The bindings between characters and command functions are recorded in data structures called keymaps. Emacs has many of these. One, the global keymap, defines the meanings of the single-character keys that are defined regardless of major mode. It is the value of the variable global-map.

Each major mode has another keymap, its local keymap, which contains overriding definitions for the single-character keys that are redefined in that mode. Each buffer records which local keymap is installed for it at any time, and the current buffer’s local keymap is the only one that directly affects command execution. The local keymaps for Lisp mode, C mode, and many other major modes always exist even when not in use. They are the values of the variables lisp-mode-map, c-mode-map, and so on. For less frequently used major modes, the local keymap is sometimes constructed only when the mode is used for the first time in a session, to save space.

There are local keymaps for the minibuffer, too; they contain various completion and exit commands.

Finally, each prefix key has a keymap which defines the key sequences that start with it. For example, ctl-x-map is the keymap used for characters following a C-x.

The definition of a prefix key is the keymap to use for looking up the following character. Sometimes the definition is actually a Lisp symbol whose function definition is the following character keymap. The effect is the same, but it provides a command name for the prefix key that you can use as a description of what the prefix key is for. Thus the binding of C-x is the symbol Ctl-X-Prefix, whose function definition is the keymap for C-x commands, the value of ctl-x-map.

Prefix key definitions can appear in either the global map or a local map. The definitions of C-c, C-x, C-h, and ESC as prefix keys appear in the global map, so these prefix keys are always available. Major modes can locally redefine a key as a prefix by putting a prefix key definition for it in the local map.
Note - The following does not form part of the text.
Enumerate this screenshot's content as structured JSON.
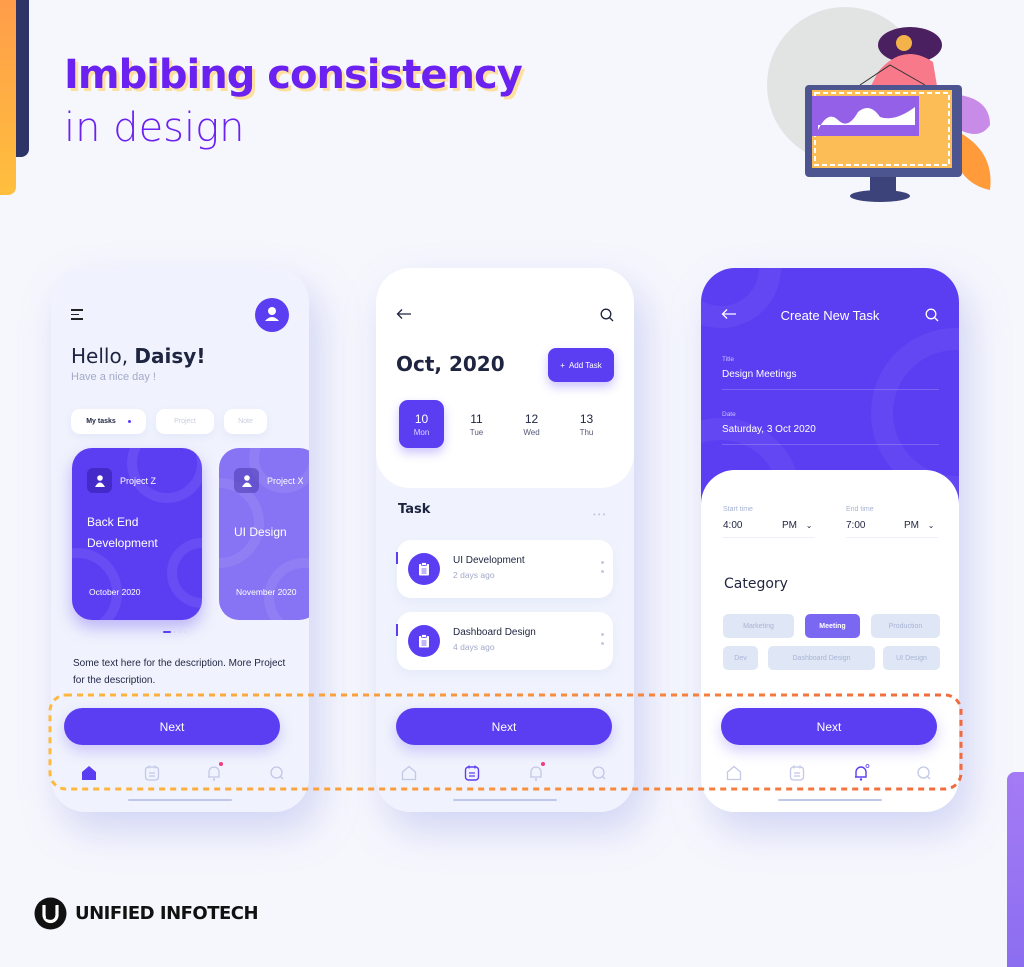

A mode can also put a prefix definition of a global prefix character such as C-x into its local map. This is how major modes override the definitions of certain keys that start with C-x. This case is special, because the local definition does not entirely replace the global one. When both the global and local definitions of a key are other keymaps, the next character is looked up in both keymaps, with the local definition overriding the global one. The character after the C-x is looked up in both the major mode’s own keymap for redefined C-x commands and in ctl-x-map. If the major mode’s own keymap for C-x commands contains nil, the definition from the global keymap for C-x commands is used.